A final example worthy of inclusion is the classic “Lola” by the appropriately-named band The Kinks. In it, a transgender person possibly date rapes the protagonist:
“I met her in a club down in old Soho
Where you drink champagne and it tastes just like Cherry-Cola
C-O-L-A, Cola
She walked up to me and she asked me to dance
I asked her her name and in a dark brown voice she said Lola
L-O-L-A, Lola
La-la-la-la Lola
Well, I’m not the world’s most physical guy
But when she squeezed me tight she nearly broke my spine, oh my Lola
La-la-la-la Lola
Well, I’m not dumb but I can’t understand
Why she walked like a woman but talked like a man.”
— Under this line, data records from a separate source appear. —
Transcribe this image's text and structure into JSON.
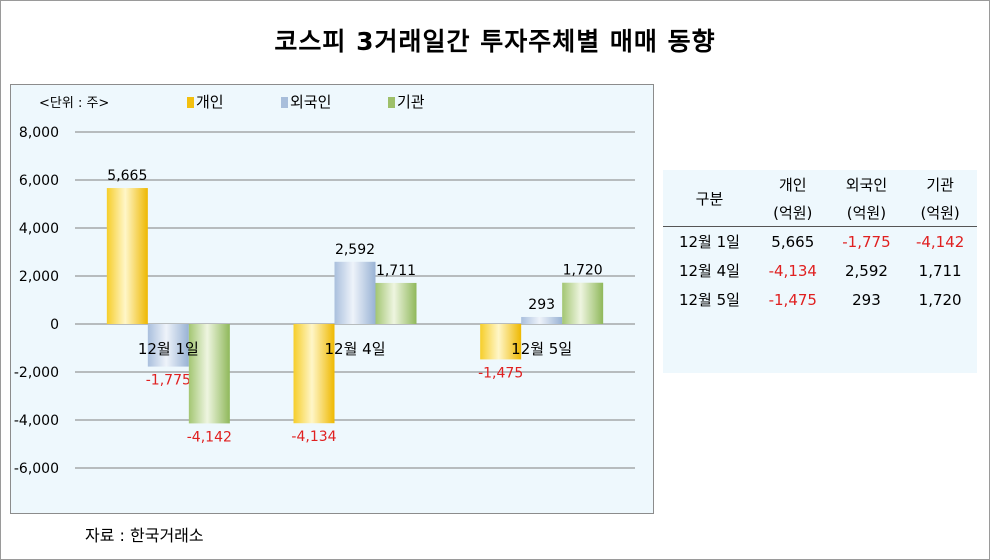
{
  "title": "코스피 3거래일간 투자주체별 매매 동향",
  "unit_label": "<단위 : 주>",
  "source": "자료 : 한국거래소",
  "colors": {
    "individual": "#f3c00f",
    "foreign": "#a8bedb",
    "institution": "#9ec06a",
    "negative_text": "#e02020"
  },
  "chart_data": {
    "type": "bar",
    "categories": [
      "12월 1일",
      "12월 4일",
      "12월 5일"
    ],
    "series": [
      {
        "name": "개인",
        "values": [
          5665,
          -4134,
          -1475
        ],
        "labels": [
          "5,665",
          "-4,134",
          "-1,475"
        ]
      },
      {
        "name": "외국인",
        "values": [
          -1775,
          2592,
          293
        ],
        "labels": [
          "-1,775",
          "2,592",
          "293"
        ]
      },
      {
        "name": "기관",
        "values": [
          -4142,
          1711,
          1720
        ],
        "labels": [
          "-4,142",
          "1,711",
          "1,720"
        ]
      }
    ],
    "ylim": [
      -6000,
      8000
    ],
    "yticks": [
      "8,000",
      "6,000",
      "4,000",
      "2,000",
      "0",
      "-2,000",
      "-4,000",
      "-6,000"
    ],
    "grid": true,
    "legend": "top"
  },
  "table": {
    "header_row1": [
      "구분",
      "개인",
      "외국인",
      "기관"
    ],
    "header_row2": [
      "(억원)",
      "(억원)",
      "(억원)"
    ],
    "rows": [
      {
        "date": "12월 1일",
        "cells": [
          "5,665",
          "-1,775",
          "-4,142"
        ]
      },
      {
        "date": "12월 4일",
        "cells": [
          "-4,134",
          "2,592",
          "1,711"
        ]
      },
      {
        "date": "12월 5일",
        "cells": [
          "-1,475",
          "293",
          "1,720"
        ]
      }
    ]
  }
}
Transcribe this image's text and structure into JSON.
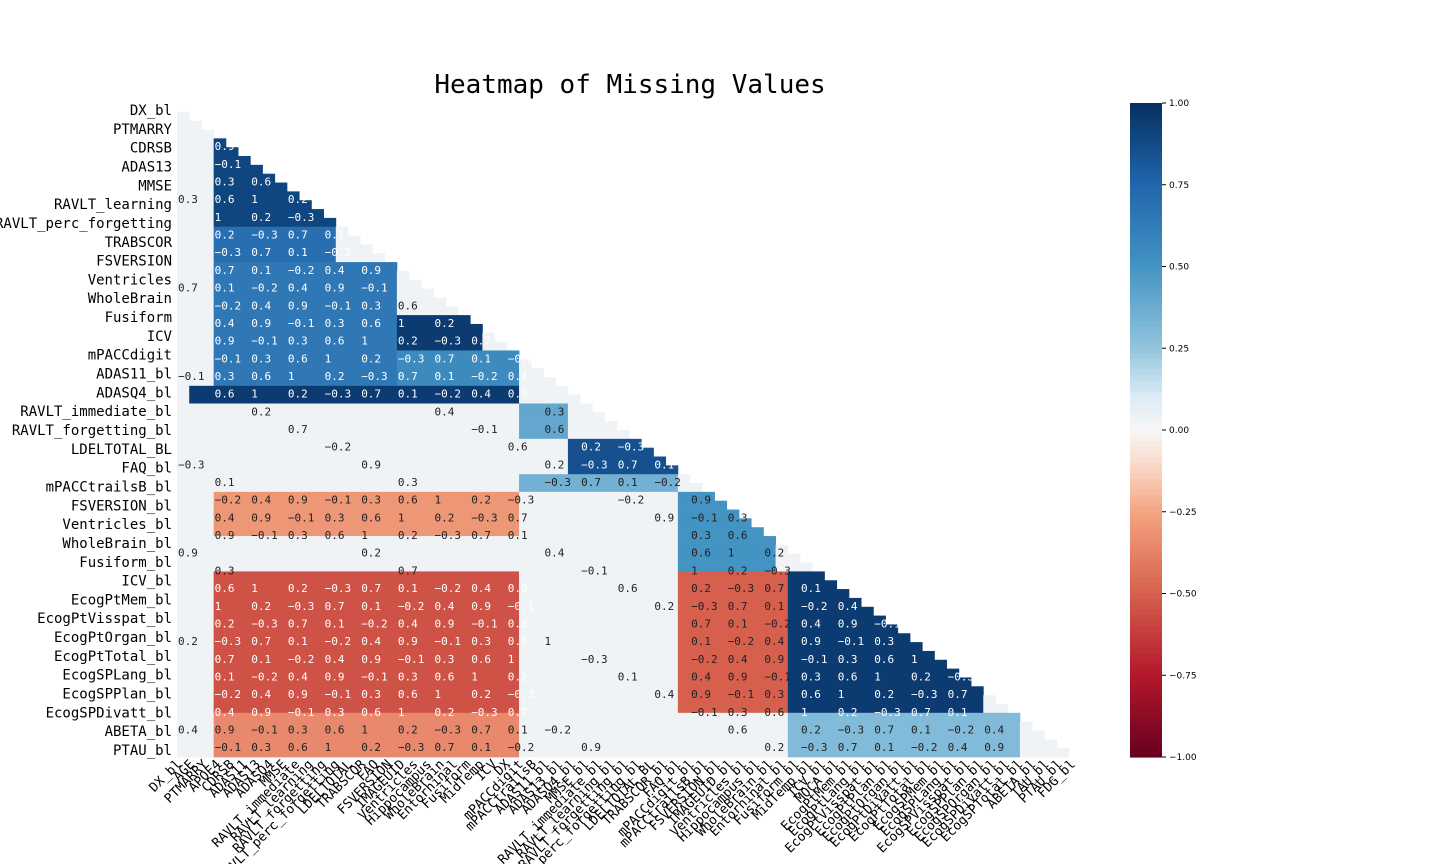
{
  "chart_data": {
    "type": "heatmap",
    "title": "Heatmap of Missing Values",
    "triangle": "lower",
    "y_tick_labels_shown": [
      "DX_bl",
      "PTMARRY",
      "CDRSB",
      "ADAS13",
      "MMSE",
      "RAVLT_learning",
      "RAVLT_perc_forgetting",
      "TRABSCOR",
      "FSVERSION",
      "Ventricles",
      "WholeBrain",
      "Fusiform",
      "ICV",
      "mPACCdigit",
      "ADAS11_bl",
      "ADASQ4_bl",
      "RAVLT_immediate_bl",
      "RAVLT_forgetting_bl",
      "LDELTOTAL_BL",
      "FAQ_bl",
      "mPACCtrailsB_bl",
      "FSVERSION_bl",
      "Ventricles_bl",
      "WholeBrain_bl",
      "Fusiform_bl",
      "ICV_bl",
      "EcogPtMem_bl",
      "EcogPtVisspat_bl",
      "EcogPtOrgan_bl",
      "EcogPtTotal_bl",
      "EcogSPLang_bl",
      "EcogSPPlan_bl",
      "EcogSPDivatt_bl",
      "ABETA_bl",
      "PTAU_bl"
    ],
    "x_tick_labels_shown": [
      "DX_bl",
      "AGE",
      "PTMARRY",
      "APOE4",
      "CDRSB",
      "ADAS11",
      "ADAS13",
      "ADASQ4",
      "MMSE",
      "RAVLT_immediate",
      "RAVLT_learning",
      "RAVLT_forgetting",
      "RAVLT_perc_forgetting",
      "LDELTOTAL",
      "TRABSCOR",
      "FAQ",
      "FSVERSION",
      "IMAGEUID",
      "Ventricles",
      "Hippocampus",
      "WholeBrain",
      "Entorhinal",
      "Fusiform",
      "MidTemp",
      "ICV",
      "DX",
      "mPACCdigit",
      "mPACCtrailsB",
      "ADAS11_bl",
      "ADAS13_bl",
      "ADASQ4_bl",
      "MMSE_bl",
      "RAVLT_immediate_bl",
      "RAVLT_learning_bl",
      "RAVLT_forgetting_bl",
      "RAVLT_perc_forgetting_bl",
      "LDELTOTAL_BL",
      "TRABSCOR_bl",
      "FAQ_bl",
      "mPACCdigit_bl",
      "mPACCtrailsB_bl",
      "FSVERSION_bl",
      "IMAGEUID_bl",
      "Ventricles_bl",
      "Hippocampus_bl",
      "WholeBrain_bl",
      "Entorhinal_bl",
      "Fusiform_bl",
      "MidTemp_bl",
      "ICV_bl",
      "MOCA_bl",
      "EcogPtMem_bl",
      "EcogPtLang_bl",
      "EcogPtVisspat_bl",
      "EcogPtPlan_bl",
      "EcogPtOrgan_bl",
      "EcogPtDivatt_bl",
      "EcogPtTotal_bl",
      "EcogSPMem_bl",
      "EcogSPLang_bl",
      "EcogSPVisspat_bl",
      "EcogSPPlan_bl",
      "EcogSPOrgan_bl",
      "EcogSPDivatt_bl",
      "EcogSPTotal_bl",
      "ABETA_bl",
      "TAU_bl",
      "PTAU_bl",
      "FDG_bl"
    ],
    "vmin": -1.0,
    "vmax": 1.0,
    "colormap": "RdBu",
    "colorbar_ticks": [
      "1.00",
      "0.75",
      "0.50",
      "0.25",
      "0.00",
      "−0.25",
      "−0.50",
      "−0.75",
      "−1.00"
    ],
    "blocks": [
      {
        "rows": [
          4,
          14
        ],
        "cols": [
          3,
          13
        ],
        "value": 0.9
      },
      {
        "rows": [
          14,
          18
        ],
        "cols": [
          3,
          13
        ],
        "value": 0.7
      },
      {
        "rows": [
          18,
          21
        ],
        "cols": [
          13,
          18
        ],
        "value": 0.6
      },
      {
        "rows": [
          18,
          32
        ],
        "cols": [
          3,
          18
        ],
        "value": 0.65
      },
      {
        "rows": [
          24,
          28
        ],
        "cols": [
          18,
          25
        ],
        "value": 0.95
      },
      {
        "rows": [
          28,
          32
        ],
        "cols": [
          18,
          28
        ],
        "value": 0.55
      },
      {
        "rows": [
          32,
          34
        ],
        "cols": [
          1,
          28
        ],
        "value": 0.95
      },
      {
        "rows": [
          34,
          38
        ],
        "cols": [
          28,
          32
        ],
        "value": 0.4
      },
      {
        "rows": [
          38,
          42
        ],
        "cols": [
          32,
          41
        ],
        "value": 0.85
      },
      {
        "rows": [
          42,
          44
        ],
        "cols": [
          28,
          41
        ],
        "value": 0.35
      },
      {
        "rows": [
          44,
          49
        ],
        "cols": [
          3,
          28
        ],
        "value": -0.3
      },
      {
        "rows": [
          44,
          53
        ],
        "cols": [
          41,
          49
        ],
        "value": 0.5
      },
      {
        "rows": [
          53,
          69
        ],
        "cols": [
          3,
          28
        ],
        "value": -0.55
      },
      {
        "rows": [
          53,
          69
        ],
        "cols": [
          41,
          50
        ],
        "value": -0.5
      },
      {
        "rows": [
          53,
          69
        ],
        "cols": [
          50,
          66
        ],
        "value": 0.95
      },
      {
        "rows": [
          69,
          75
        ],
        "cols": [
          3,
          28
        ],
        "value": -0.35
      },
      {
        "rows": [
          69,
          75
        ],
        "cols": [
          50,
          69
        ],
        "value": 0.3
      }
    ],
    "cell_annotations_shown": [
      "0.1",
      "−0.1",
      "0.2",
      "−0.2",
      "0.3",
      "−0.3",
      "0.4",
      "0.6",
      "0.7",
      "0.9",
      "1"
    ]
  }
}
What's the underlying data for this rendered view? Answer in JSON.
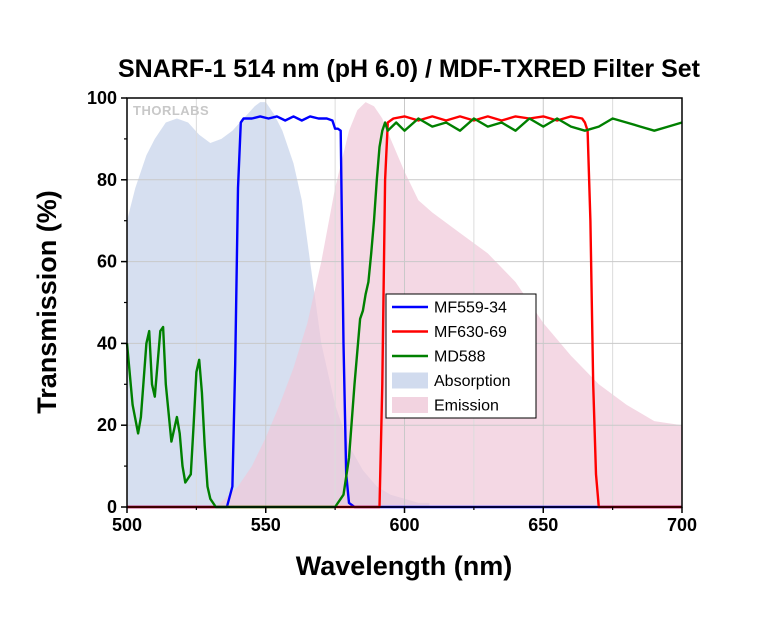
{
  "chart_data": {
    "type": "area",
    "title": "SNARF-1 514 nm (pH 6.0) / MDF-TXRED Filter Set",
    "xlabel": "Wavelength (nm)",
    "ylabel": "Transmission (%)",
    "xlim": [
      500,
      700
    ],
    "ylim": [
      0,
      100
    ],
    "xticks": [
      500,
      550,
      600,
      650,
      700
    ],
    "yticks": [
      0,
      20,
      40,
      60,
      80,
      100
    ],
    "grid": true,
    "legend_position": "center",
    "watermark": "THORLABS",
    "series": [
      {
        "name": "MF559-34",
        "kind": "line",
        "color": "#0000ff",
        "x": [
          500,
          530,
          536,
          538,
          539,
          540,
          541,
          542,
          545,
          548,
          551,
          554,
          557,
          560,
          563,
          566,
          569,
          572,
          574,
          575,
          576,
          577,
          578,
          579,
          580,
          582,
          700
        ],
        "y": [
          0,
          0,
          0,
          5,
          35,
          78,
          94,
          95,
          95,
          95.5,
          95,
          95.5,
          94.5,
          95.5,
          94.5,
          95.5,
          95,
          95,
          94.5,
          92.5,
          92.5,
          92,
          40,
          8,
          1,
          0,
          0
        ]
      },
      {
        "name": "MF630-69",
        "kind": "line",
        "color": "#ff0000",
        "x": [
          500,
          591,
          592,
          593,
          594,
          596,
          600,
          605,
          610,
          615,
          620,
          625,
          630,
          635,
          640,
          645,
          650,
          655,
          660,
          664,
          665,
          666,
          667,
          668,
          669,
          670,
          700
        ],
        "y": [
          0,
          0,
          30,
          80,
          94,
          95,
          95.5,
          94.5,
          95.5,
          94.5,
          95.5,
          94.5,
          95.5,
          94.5,
          95.5,
          95,
          95.5,
          94.5,
          95.5,
          95,
          94,
          92,
          70,
          30,
          8,
          0,
          0
        ]
      },
      {
        "name": "MD588",
        "kind": "line",
        "color": "#008000",
        "x": [
          500,
          502,
          504,
          505,
          507,
          508,
          509,
          510,
          512,
          513,
          514,
          516,
          518,
          519,
          520,
          521,
          523,
          524,
          525,
          526,
          527,
          528,
          529,
          530,
          532,
          535,
          540,
          575,
          578,
          580,
          582,
          584,
          585,
          586,
          587,
          588,
          589,
          590,
          591,
          592,
          593,
          594,
          597,
          600,
          605,
          610,
          615,
          620,
          625,
          630,
          635,
          640,
          645,
          650,
          655,
          660,
          665,
          670,
          675,
          680,
          685,
          690,
          695,
          700
        ],
        "y": [
          40,
          25,
          18,
          22,
          40,
          43,
          30,
          27,
          43,
          44,
          30,
          16,
          22,
          18,
          10,
          6,
          8,
          20,
          33,
          36,
          28,
          15,
          5,
          2,
          0,
          0,
          0,
          0,
          3,
          12,
          30,
          46,
          48,
          52,
          55,
          62,
          70,
          80,
          88,
          92,
          94,
          92,
          94,
          92,
          95,
          93,
          94,
          92,
          95,
          93,
          94,
          92,
          95,
          93,
          95,
          93,
          92,
          93,
          95,
          94,
          93,
          92,
          93,
          94
        ]
      },
      {
        "name": "Absorption",
        "kind": "area",
        "color": "#c5d2ea",
        "x": [
          500,
          503,
          507,
          510,
          514,
          518,
          522,
          526,
          530,
          534,
          538,
          542,
          546,
          548,
          550,
          553,
          556,
          560,
          563,
          566,
          570,
          575,
          580,
          585,
          590,
          595,
          600,
          605,
          609
        ],
        "y": [
          70,
          78,
          86,
          90,
          94,
          95,
          94,
          91,
          89,
          90,
          92,
          95,
          98,
          99,
          99,
          96,
          92,
          84,
          75,
          60,
          40,
          25,
          15,
          9,
          5,
          3,
          2,
          1,
          1
        ]
      },
      {
        "name": "Emission",
        "kind": "area",
        "color": "#efc8d8",
        "x": [
          532,
          540,
          545,
          550,
          555,
          560,
          565,
          570,
          575,
          580,
          583,
          586,
          589,
          592,
          595,
          600,
          605,
          610,
          620,
          630,
          640,
          650,
          660,
          670,
          680,
          690,
          700
        ],
        "y": [
          0,
          5,
          10,
          17,
          25,
          34,
          45,
          60,
          78,
          92,
          97,
          99,
          98,
          95,
          90,
          82,
          75,
          72,
          67,
          62,
          55,
          45,
          37,
          30,
          25,
          21,
          20
        ]
      }
    ]
  }
}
And then, as the dubious champagne kicks in:
“I pushed her away
I walked to the door
I fell to the floor
I got down on my knees
Then I looked at her and she at me”
Finally, the narrator figures out what’s up.
“Girls will be boys and boys will be girls
It’s a mixed up, muddled up, sup world, except for Lola
La-la-la-la Lola
Well, I left home just a week before
And I’d never ever kissed a woman before
But Lola smiled and took me by the hand
And said ‘Dear boy, I’m gonna make you a man’
Well, I’m not the world’s most masculine man
But I know what I am and I’m glad I’m a man”
(https://www.youtube.com/watch?v=LemG0cvc4oU)
Only champagne mixed with cough syrup and/or a drug cocktail would taste like Cherry Cola, right?! (It’s true that lawsuits shifted the words from Coca-Cola to Cherry-Cola but that’s a bit of the same difference.) Who’s heard of a cola flavoured champagne? The moral of the story is that we ought to look behind the catchiest tunes, replete with simple harmonies, and see what else is going on is the words. Often the best subtly is in the written word, where not everyone is comfortable to tread.
Reality is a complex organism and if one only heard the sound of these songs and disregarded or (as is quite natural, though not inevitable) the lyrics one would miss key components of the big thematic picture. In life, as in our studies, the key to creativity abides in looking in places we might have previously failed to glance. AU student life is about blending our learning with our reality in a way that improves our lives and our futures. Everywhere newfound scholarly methods seep into our essences, and the songs that enliven our study breaks are no exception. Meaning and alternative meanings are all around!